A couple in Arizona have pleaded guilty to submitting more than $1.2 billion in false claims to Medicare and other health insurance programs for medically unnecessary wound grafts for elderly and terminally ill patients.
According to a Jan. 31 news release by the Department of Justice, Alexandra Gehrke and Jeffrey King, alongside co-conspirators, coordinated the scheme through two companies that Ms. Gehrke operated — Apex Medical and Viking Medical Consultants. The companies contracted medically untrained "sales representatives" to identify elderly patients, including hospice patients, who had wounds at any stage and ordered amniotic wound grafts from a specific distributor.

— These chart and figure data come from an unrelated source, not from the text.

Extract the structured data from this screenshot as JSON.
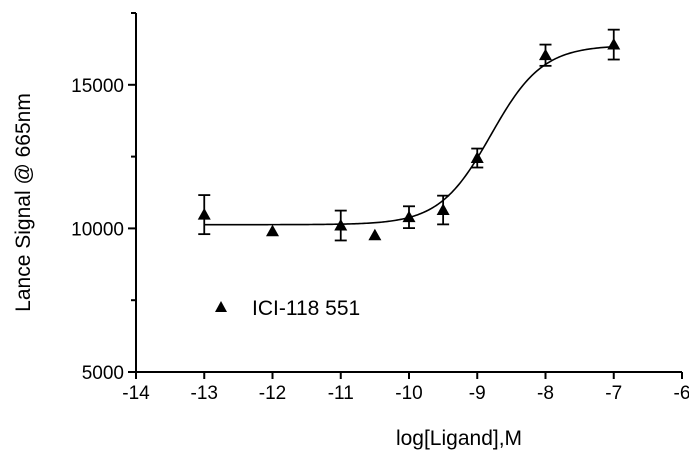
{
  "chart_data": {
    "type": "scatter",
    "title": "",
    "xlabel": "log[Ligand],M",
    "ylabel": "Lance Signal @ 665nm",
    "xlim": [
      -14,
      -6
    ],
    "ylim": [
      5000,
      17500
    ],
    "xticks": [
      -14,
      -13,
      -12,
      -11,
      -10,
      -9,
      -8,
      -7,
      -6
    ],
    "yticks": [
      5000,
      10000,
      15000
    ],
    "xtick_labels": [
      "-14",
      "-13",
      "-12",
      "-11",
      "-10",
      "-9",
      "-8",
      "-7",
      "-6"
    ],
    "ytick_labels": [
      "5000",
      "10000",
      "15000"
    ],
    "grid": false,
    "legend_position": "lower-left",
    "series": [
      {
        "name": "ICI-118 551",
        "marker": "triangle",
        "color": "#000000",
        "x": [
          -13,
          -12,
          -11,
          -10.5,
          -10,
          -9.5,
          -9,
          -8,
          -7
        ],
        "y": [
          10480,
          9900,
          10100,
          9760,
          10390,
          10640,
          12450,
          16030,
          16400
        ],
        "err": [
          680,
          0,
          520,
          0,
          380,
          500,
          330,
          370,
          520
        ]
      }
    ],
    "fit_curve": {
      "model": "sigmoidal dose-response",
      "bottom": 10130,
      "top": 16380,
      "log_ec50": -8.8,
      "hill_slope": 1.15
    }
  }
}
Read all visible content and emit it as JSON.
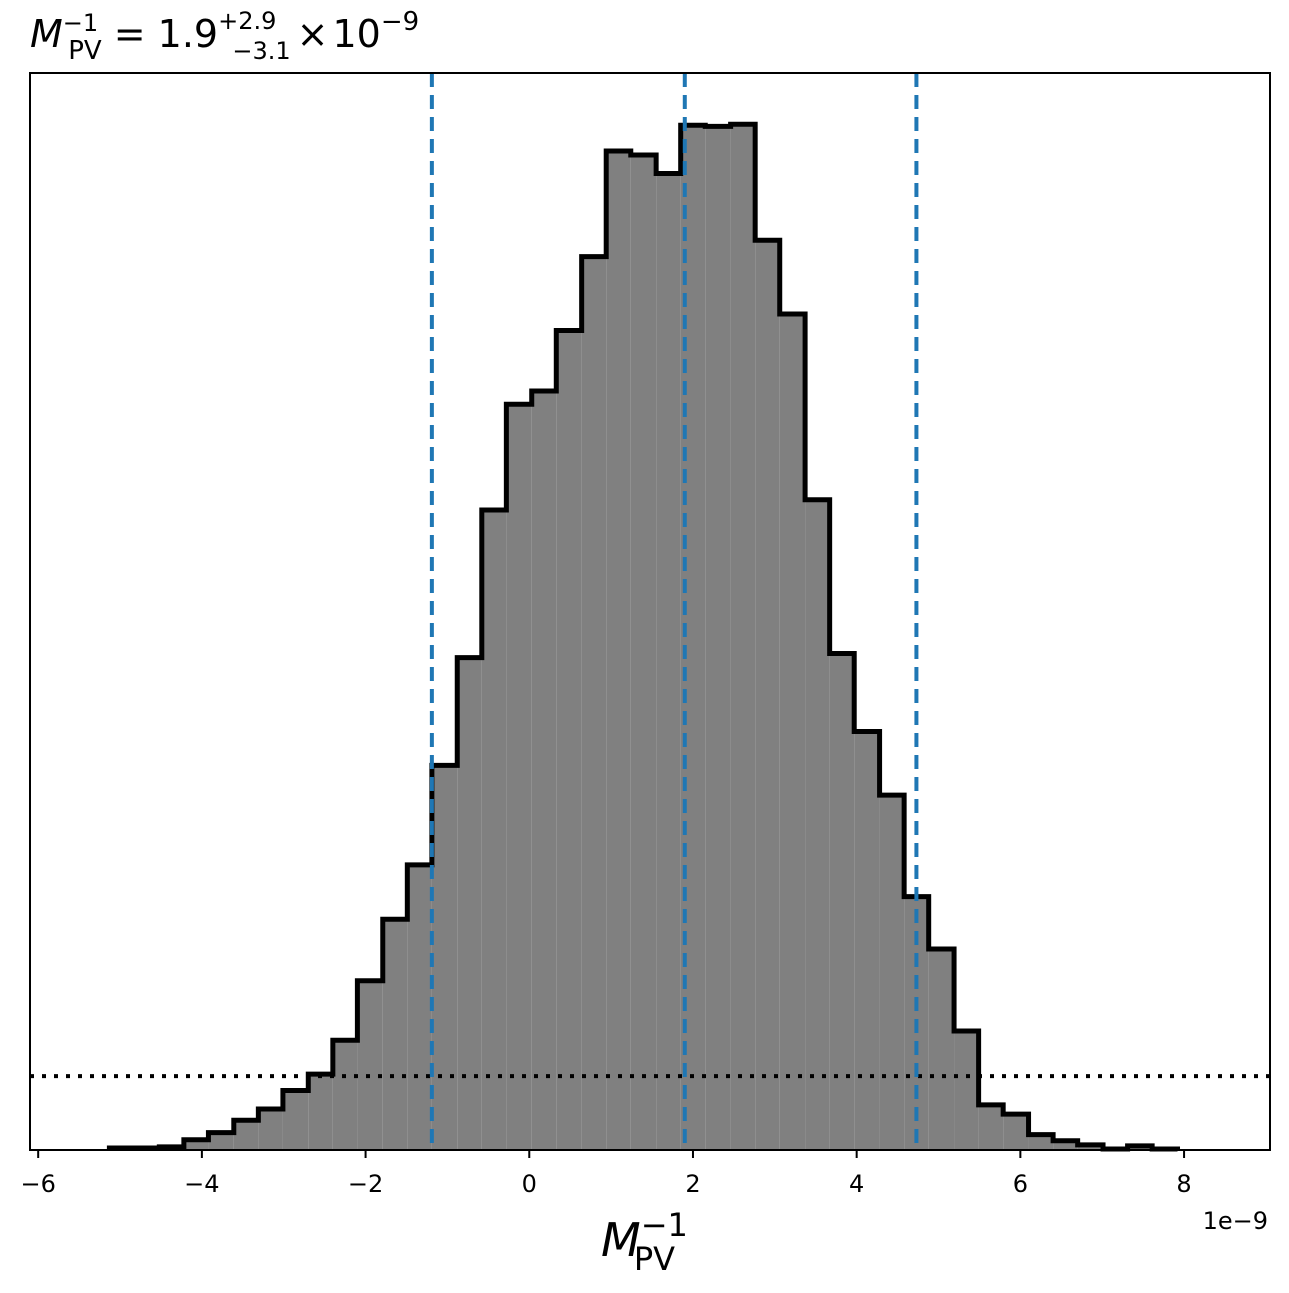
{
  "chart_data": {
    "type": "histogram",
    "title": {
      "symbol": "M",
      "subscript": "PV",
      "superscript": "−1",
      "equals": " = ",
      "median": "1.9",
      "upper": "+2.9",
      "lower": "−3.1",
      "times": "×",
      "power_base": "10",
      "power_exp": "−9"
    },
    "xlabel": {
      "symbol": "M",
      "subscript": "PV",
      "superscript": "−1"
    },
    "x_offset_label": "1e−9",
    "xlim": [
      -6.1,
      9.05
    ],
    "ylim": [
      0,
      1.05
    ],
    "xticks": [
      {
        "value": -6,
        "label": "−6"
      },
      {
        "value": -4,
        "label": "−4"
      },
      {
        "value": -2,
        "label": "−2"
      },
      {
        "value": 0,
        "label": "0"
      },
      {
        "value": 2,
        "label": "2"
      },
      {
        "value": 4,
        "label": "4"
      },
      {
        "value": 6,
        "label": "6"
      },
      {
        "value": 8,
        "label": "8"
      }
    ],
    "bin_edges": [
      -5.13,
      -4.83,
      -4.52,
      -4.22,
      -3.92,
      -3.61,
      -3.31,
      -3.01,
      -2.7,
      -2.4,
      -2.1,
      -1.79,
      -1.49,
      -1.19,
      -0.88,
      -0.58,
      -0.28,
      0.03,
      0.33,
      0.64,
      0.94,
      1.24,
      1.55,
      1.85,
      2.15,
      2.46,
      2.76,
      3.06,
      3.37,
      3.67,
      3.97,
      4.28,
      4.58,
      4.88,
      5.19,
      5.49,
      5.79,
      6.1,
      6.4,
      6.7,
      7.01,
      7.31,
      7.61,
      7.92
    ],
    "counts": [
      0.002,
      0.002,
      0.003,
      0.01,
      0.017,
      0.029,
      0.04,
      0.058,
      0.074,
      0.107,
      0.165,
      0.225,
      0.278,
      0.375,
      0.48,
      0.624,
      0.727,
      0.74,
      0.799,
      0.871,
      0.974,
      0.97,
      0.952,
      0.999,
      0.998,
      1.0,
      0.887,
      0.815,
      0.634,
      0.484,
      0.408,
      0.346,
      0.247,
      0.196,
      0.116,
      0.044,
      0.035,
      0.015,
      0.009,
      0.005,
      0.001,
      0.004,
      0.001
    ],
    "fill_color": "#808080",
    "edge_color": "#000000",
    "vlines": {
      "values": [
        -1.19,
        1.9,
        4.73
      ],
      "style": "dashed",
      "color": "#1f77b4"
    },
    "hline": {
      "value": 0.072,
      "style": "dotted",
      "color": "#000000"
    },
    "grid": false
  }
}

Sales representatives were then instructed by Ms. Gehrke to order grafts over a specific size, even if the wound was smaller, to earn the higher health insurance reimbursement. She collected more than $279 million in illegal kickbacks through the distributor of the grafts in exchange for the orders. Ms. Gehrke paid the representatives tens of millions in unlawful kickbacks.
Ms. Gehrke then referred patients to the company co-owned by Mr. King, which contracted nurse practitioners to apply the grafts. Mr. King fraudulently billed Medicare and other state and private healthcare programs for the grafts. The couple instructed nurse practitioners to "suspend" their own medical judgment and apply all grafts ordered by the sales representatives, even when medically unreasonable or unnecessary. This resulted in grafts being applied to infected wounds, wounds that had already healed or wounds that were responsive to the grafts.
The couple took in more than $1.2 billion through this scheme between November 2022 and May 2024.